Key County: Fort Bend, discussed above by others.
Dallas: The black neighborhoods in the city mostly stayed the same 2016 to 2020, whereas the neighborhoods that are shifting from black to Mexican-American saw movement to the right. However, that isn't always true: Irving is heavily Mexican-American and shifted to the left. But look north of the city at Denton, Frisco, McKinney, Garland, Mesquite, Lewisville. All of these are mostly white, mostly wealthy communities, but each has significant minority populations either city-wide or in pockets, yet ALL of the movement precinct-by-precinct was massive shifts to the left.
Key Counties: Denton and Collin, which moved from 57% and 56% Trump, respectively, to 53% and 51%. Big shifts.
Fort Worth: Arlington and Fort Worth inner city areas both moved to the right, but the rest of the suburban areas in Tarrant County and the southwest suburban areas shifted to the left.
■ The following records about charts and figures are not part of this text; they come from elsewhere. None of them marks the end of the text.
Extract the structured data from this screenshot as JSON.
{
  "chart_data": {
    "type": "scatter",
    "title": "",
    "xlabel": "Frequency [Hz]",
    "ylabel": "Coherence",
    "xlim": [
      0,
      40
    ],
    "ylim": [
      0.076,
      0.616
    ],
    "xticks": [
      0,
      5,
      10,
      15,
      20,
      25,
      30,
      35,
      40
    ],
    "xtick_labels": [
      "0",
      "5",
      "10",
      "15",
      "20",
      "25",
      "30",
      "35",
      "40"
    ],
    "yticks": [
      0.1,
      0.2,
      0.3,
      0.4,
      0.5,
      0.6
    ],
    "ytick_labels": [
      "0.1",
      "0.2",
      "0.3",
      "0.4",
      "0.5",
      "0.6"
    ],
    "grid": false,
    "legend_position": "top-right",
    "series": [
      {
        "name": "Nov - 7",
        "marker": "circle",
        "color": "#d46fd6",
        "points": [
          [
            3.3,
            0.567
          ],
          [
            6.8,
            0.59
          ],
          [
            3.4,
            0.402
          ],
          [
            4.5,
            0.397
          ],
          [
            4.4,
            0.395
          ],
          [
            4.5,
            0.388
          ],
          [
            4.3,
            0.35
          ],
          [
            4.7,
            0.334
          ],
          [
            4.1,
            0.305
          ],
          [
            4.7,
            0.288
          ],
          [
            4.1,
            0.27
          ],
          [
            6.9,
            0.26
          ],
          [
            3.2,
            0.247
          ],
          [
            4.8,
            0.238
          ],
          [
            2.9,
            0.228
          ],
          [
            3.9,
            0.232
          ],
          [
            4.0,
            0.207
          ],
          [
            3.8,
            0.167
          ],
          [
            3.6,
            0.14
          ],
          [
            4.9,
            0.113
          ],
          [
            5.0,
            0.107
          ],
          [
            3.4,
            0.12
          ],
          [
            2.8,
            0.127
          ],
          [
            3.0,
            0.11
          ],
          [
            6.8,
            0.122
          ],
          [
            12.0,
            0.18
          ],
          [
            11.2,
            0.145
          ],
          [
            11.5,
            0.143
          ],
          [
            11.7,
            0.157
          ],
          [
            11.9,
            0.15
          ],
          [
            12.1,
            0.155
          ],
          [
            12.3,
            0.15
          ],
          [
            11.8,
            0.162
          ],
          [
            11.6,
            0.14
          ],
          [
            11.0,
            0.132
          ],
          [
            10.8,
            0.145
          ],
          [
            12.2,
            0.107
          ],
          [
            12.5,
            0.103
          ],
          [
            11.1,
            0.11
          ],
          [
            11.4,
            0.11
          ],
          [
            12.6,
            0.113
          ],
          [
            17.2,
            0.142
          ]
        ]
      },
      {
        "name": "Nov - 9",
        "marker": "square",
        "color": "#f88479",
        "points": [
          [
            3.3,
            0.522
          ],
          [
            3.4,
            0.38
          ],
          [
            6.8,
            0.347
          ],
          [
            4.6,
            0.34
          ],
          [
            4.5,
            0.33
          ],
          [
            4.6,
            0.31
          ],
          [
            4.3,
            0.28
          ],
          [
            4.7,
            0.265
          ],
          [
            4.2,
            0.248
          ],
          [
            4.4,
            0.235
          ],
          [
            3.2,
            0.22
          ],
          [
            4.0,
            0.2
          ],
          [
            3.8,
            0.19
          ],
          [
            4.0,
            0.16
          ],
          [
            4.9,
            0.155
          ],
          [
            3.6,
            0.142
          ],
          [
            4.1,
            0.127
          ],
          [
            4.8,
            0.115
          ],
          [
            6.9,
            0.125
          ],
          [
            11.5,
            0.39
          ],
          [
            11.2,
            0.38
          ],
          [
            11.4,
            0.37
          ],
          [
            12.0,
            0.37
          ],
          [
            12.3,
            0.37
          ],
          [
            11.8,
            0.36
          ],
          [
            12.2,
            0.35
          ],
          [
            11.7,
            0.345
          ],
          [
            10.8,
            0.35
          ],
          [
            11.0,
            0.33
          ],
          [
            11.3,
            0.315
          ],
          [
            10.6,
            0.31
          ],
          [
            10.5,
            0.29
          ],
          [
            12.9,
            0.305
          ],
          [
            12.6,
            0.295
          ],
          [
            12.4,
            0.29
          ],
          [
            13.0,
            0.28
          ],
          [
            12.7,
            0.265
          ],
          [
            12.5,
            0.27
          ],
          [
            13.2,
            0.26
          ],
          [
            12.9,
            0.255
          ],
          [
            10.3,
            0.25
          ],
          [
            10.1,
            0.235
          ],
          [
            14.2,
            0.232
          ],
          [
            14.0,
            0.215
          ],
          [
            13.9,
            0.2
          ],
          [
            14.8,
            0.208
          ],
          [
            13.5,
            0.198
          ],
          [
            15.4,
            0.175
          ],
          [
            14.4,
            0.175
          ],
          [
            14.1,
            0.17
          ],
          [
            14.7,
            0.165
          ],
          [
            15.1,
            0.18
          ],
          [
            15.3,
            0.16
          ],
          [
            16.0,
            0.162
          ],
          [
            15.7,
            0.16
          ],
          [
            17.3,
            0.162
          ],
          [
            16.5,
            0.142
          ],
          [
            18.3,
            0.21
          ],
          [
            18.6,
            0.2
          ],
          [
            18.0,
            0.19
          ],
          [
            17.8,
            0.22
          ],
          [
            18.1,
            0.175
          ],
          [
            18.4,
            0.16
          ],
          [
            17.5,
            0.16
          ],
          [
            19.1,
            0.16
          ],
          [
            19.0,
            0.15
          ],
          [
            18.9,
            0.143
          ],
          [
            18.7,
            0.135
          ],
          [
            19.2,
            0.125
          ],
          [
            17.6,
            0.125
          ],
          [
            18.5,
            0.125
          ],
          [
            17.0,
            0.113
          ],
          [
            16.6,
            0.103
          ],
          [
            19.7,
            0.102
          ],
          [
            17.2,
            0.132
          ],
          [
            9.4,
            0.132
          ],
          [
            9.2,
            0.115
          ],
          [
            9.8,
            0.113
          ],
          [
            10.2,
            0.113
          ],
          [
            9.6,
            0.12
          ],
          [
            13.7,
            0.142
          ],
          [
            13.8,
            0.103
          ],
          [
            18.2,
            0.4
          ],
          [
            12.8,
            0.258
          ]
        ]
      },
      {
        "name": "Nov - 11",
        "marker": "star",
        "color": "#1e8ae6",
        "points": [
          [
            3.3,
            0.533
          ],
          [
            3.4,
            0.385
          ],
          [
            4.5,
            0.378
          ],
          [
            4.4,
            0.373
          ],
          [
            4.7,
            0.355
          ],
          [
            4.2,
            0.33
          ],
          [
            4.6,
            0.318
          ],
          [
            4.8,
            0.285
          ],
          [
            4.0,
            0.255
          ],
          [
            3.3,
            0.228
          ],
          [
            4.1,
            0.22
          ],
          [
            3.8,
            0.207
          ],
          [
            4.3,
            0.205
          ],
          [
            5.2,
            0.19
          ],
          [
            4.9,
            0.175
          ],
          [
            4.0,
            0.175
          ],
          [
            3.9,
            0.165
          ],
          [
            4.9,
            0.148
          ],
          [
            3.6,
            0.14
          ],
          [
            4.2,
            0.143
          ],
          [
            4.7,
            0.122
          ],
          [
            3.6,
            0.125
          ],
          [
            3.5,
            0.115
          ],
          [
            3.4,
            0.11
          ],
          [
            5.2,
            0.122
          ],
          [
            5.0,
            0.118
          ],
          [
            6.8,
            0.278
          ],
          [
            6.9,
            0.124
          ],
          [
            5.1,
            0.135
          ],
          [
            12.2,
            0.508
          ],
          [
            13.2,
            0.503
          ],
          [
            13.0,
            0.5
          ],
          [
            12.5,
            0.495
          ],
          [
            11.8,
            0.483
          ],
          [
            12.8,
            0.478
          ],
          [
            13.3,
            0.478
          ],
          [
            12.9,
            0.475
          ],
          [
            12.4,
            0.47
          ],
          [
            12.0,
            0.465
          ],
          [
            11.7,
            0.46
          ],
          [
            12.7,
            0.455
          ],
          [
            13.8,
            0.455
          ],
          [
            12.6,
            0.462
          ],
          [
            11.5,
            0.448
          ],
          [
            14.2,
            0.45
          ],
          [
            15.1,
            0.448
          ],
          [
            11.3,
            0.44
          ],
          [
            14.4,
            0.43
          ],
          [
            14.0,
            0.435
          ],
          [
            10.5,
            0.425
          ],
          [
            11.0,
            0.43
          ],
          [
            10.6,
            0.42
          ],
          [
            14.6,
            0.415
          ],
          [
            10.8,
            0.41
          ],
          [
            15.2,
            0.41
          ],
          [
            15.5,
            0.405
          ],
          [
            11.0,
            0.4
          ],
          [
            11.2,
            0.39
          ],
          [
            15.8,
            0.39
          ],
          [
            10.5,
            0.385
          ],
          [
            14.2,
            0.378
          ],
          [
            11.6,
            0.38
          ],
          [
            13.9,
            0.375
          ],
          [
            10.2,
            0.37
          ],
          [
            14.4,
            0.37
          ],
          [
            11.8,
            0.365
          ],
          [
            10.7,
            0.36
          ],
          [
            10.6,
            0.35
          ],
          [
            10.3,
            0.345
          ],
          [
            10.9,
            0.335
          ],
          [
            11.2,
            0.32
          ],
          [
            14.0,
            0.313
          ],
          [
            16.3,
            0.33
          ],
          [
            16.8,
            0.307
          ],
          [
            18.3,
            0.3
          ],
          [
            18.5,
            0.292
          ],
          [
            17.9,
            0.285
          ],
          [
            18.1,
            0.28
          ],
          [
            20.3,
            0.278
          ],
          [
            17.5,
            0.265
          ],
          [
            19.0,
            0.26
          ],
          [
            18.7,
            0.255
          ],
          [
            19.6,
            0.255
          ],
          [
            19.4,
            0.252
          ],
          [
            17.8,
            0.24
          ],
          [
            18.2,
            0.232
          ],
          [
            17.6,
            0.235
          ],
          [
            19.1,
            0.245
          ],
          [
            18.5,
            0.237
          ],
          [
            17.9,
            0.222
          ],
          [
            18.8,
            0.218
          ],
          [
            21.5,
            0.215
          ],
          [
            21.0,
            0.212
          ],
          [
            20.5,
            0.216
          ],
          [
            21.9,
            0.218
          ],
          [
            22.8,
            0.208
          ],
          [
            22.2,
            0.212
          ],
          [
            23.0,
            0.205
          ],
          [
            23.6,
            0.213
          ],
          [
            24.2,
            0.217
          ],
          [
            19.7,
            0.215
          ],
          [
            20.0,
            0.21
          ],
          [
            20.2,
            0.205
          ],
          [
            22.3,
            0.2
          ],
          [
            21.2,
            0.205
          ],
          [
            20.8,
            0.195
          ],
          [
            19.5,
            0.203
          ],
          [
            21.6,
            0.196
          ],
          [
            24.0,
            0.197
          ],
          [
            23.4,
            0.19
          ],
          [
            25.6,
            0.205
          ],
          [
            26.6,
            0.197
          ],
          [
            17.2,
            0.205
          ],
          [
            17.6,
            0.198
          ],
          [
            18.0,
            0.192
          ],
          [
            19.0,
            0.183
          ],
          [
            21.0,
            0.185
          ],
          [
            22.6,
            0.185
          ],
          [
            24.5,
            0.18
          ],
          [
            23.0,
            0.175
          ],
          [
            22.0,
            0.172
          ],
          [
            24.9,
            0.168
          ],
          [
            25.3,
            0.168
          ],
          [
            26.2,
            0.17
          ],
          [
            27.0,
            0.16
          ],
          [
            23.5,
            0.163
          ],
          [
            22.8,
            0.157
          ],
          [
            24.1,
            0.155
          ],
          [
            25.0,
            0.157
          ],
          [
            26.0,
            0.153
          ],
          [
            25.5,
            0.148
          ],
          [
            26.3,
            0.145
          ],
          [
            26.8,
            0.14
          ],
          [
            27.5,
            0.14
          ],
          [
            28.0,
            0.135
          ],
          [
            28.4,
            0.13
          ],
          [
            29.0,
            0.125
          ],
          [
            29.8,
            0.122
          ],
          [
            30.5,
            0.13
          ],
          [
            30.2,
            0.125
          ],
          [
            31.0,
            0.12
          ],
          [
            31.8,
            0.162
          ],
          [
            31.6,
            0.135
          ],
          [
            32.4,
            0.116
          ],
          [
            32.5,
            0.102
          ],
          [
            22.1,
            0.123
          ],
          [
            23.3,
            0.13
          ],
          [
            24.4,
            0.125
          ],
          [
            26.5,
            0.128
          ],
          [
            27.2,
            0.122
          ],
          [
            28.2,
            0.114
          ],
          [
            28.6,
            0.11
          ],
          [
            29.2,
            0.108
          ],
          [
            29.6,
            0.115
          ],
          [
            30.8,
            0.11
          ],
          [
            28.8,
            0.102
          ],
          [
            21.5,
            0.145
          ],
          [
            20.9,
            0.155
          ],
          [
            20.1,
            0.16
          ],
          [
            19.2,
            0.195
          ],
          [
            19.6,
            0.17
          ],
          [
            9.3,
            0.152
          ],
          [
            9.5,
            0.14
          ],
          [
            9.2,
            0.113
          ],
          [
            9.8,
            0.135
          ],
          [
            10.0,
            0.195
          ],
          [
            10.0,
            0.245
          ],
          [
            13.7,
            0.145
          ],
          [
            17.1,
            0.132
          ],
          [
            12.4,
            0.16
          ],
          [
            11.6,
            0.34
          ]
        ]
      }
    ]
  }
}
Key County: Tarrant. Biden won Tarrant. What? Clinton got 43%.
Bonus RGV: Everything moved to the right. The Tejano towns, the Mexican-American towns, the mixed towns, the white enclaves, the couple of Filipino precincts. All of it. The couple of blue spots are all colleges and universities, which is no surprise, but even many of those shifted to the right.
Correct analysis:
The suburbs and select cities continued their climb to the left and with boosted turnout, while at the same time select cities and inner city neighborhoods began to slide to the right. The rural areas were largely the same as before.